Data Grid Snapshots

Data Grid Snapshots

This document describes the addition of a "snapshot" feature to the Synapse Grid services, and assumes the reader is familiar with the Synapse Grid implementation and its technical foundations. For more information, see Grid Implementation Using JSON Joy

Ticket:

PLFM-9307 - Getting issue details... STATUS

Background

When a new data grid replica is created, the replica gets up-to-date by receiving all patches that have been created for the grid, sequentially. A replica requests patch data by sending the hub a message containing its current clock data. The hub will use this clock data to identify the next patch to send to the client (if any exist).

As the grid document is updated and patches are created, the amount of time to load the grid data scales linearly with the number of patches. The time it takes to start a new replica and retrieve the latest data increases quickly, as this sequence occurs for each patch:

  1. The client sends a message (via WebSocket) to the hub

  2. The hub performs a database lookup to get the next patch

  3. The hub downloads the patch data from S3

  4. The hub sends the patch data to the client

This is inefficient, since later patches may render earlier patches ‘obsolete’, and does not scale to meet user performance expectations. We can introduce “snapshots” to provide a way to get a replica approximately up-to-date in one message.

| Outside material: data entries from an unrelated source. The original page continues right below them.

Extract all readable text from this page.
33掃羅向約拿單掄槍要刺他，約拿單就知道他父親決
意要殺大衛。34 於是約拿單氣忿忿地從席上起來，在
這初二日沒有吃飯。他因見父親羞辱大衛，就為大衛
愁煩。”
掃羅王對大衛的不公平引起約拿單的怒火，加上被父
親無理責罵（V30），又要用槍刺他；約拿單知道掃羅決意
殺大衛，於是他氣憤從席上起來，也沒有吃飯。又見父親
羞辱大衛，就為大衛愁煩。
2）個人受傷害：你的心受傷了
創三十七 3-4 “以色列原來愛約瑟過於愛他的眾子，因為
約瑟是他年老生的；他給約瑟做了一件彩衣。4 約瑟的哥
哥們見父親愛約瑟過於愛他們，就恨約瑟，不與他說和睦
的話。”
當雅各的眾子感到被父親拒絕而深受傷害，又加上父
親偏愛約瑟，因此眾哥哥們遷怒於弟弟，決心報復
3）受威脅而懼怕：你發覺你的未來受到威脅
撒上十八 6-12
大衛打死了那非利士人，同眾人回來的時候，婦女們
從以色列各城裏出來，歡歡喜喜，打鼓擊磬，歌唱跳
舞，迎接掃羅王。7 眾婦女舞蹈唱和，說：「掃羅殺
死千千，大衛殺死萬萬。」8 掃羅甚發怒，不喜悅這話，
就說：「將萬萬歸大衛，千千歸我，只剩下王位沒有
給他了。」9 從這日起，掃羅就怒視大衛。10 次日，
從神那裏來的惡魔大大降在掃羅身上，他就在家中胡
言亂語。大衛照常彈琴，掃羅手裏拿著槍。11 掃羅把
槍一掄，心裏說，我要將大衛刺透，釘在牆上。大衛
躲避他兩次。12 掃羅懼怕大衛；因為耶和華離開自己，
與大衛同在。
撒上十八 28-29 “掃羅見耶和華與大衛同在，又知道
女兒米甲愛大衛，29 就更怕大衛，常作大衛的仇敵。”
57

In the future, we may also consider using snapshots as "restore points", which enable users to reset the grid session to a previous state.

Conceptual Design

For each grid session, Synapse will store 'snapshots'. A snapshot can be described with the following properties

  • The grid session's ID to which it belongs

  • ID (which must be unique at least within its grid session)

  • The date-time when the snapshot was created, and

  • The model data at that point in time.

Snapshots are automatically created by the system. A replica can use a snapshot to load a model more quickly than starting from patches. A user may also use a snapshot to 'rollback' the grid to an earlier state.

The model data (the current state of a JSON CRDT model) can be serialized using the indexed binary encoding format described in the JSON CRDT specification. The json-joy library that the web client uses natively supports this encoding format. The encoded model can be saved to a file in S3, and a presigned URL for the file can be shared with clients to download and load the encoded model.

Replicas (including the internal replica) will be able to load the snapshot file to get close to an up-to-date state in one operation. Once a snapshot has been loaded, the replica can continue to receive patches to apply on top of the data loaded from a snapshot.

The system will always create a snapshot to initialize the grid session, and may periodically create snapshots as changes are made to the grid. The initial snapshot and any user-created snapshots will be preserved for the lifetime of the grid. Snapshots automatically created by the system will be pruned as they become stale.

Technical Design

Using the internal replica, Synapse can serialize the internal replica's data using the Indexed encoding format. We choose the indexed encoding because its format aligns with our current database representation of the grid data, and its flat structure does not require us to recursively build the model tree.

When a new grid is initialized, Synapse will create a snapshot including the initial grid data, which all replicas can load from. Synapse may periodically create new snapshots to ensure new replicas can connect quickly regardless of the number of patches that have been applied over the lifetime of the session (

PLFM-9465 - Getting issue details... STATUS
).

Communication

We must update our grid communication protocol to support usage of snapshots.

Loading a new replica from a snapshot

Today, a replica may request new patches with a synchronize-clock message. Using the clock provided by the replica, the server responds with a patch:

Request: [1, 25, "synchronize-clock", <current-replica-clock-arr> ] Response: [1, 25, "patch", <patch-content> ]`

We will update the body of the message to be a JSON object which can indicate the type of the response:

{"type":"patch","body":<patch-contents>}

If the current_replica_clock_arr is an empty array (that is, the replica has not loaded any data), the server will respond with a 'snapshot' message, where the body property is a presigned URL to the snapshot file.

Response: [1, 25, "snapshot", {"type":"snapshot","body":<s3-presigned-url>}}]

Replicas that have data

If the synchronize-clock message is sent with clock data (i.e. the replica has already loaded data from patches or a snapshot), the client will receive patches to get up-to-date. Other than the change to the message format, this behavior is unchanged.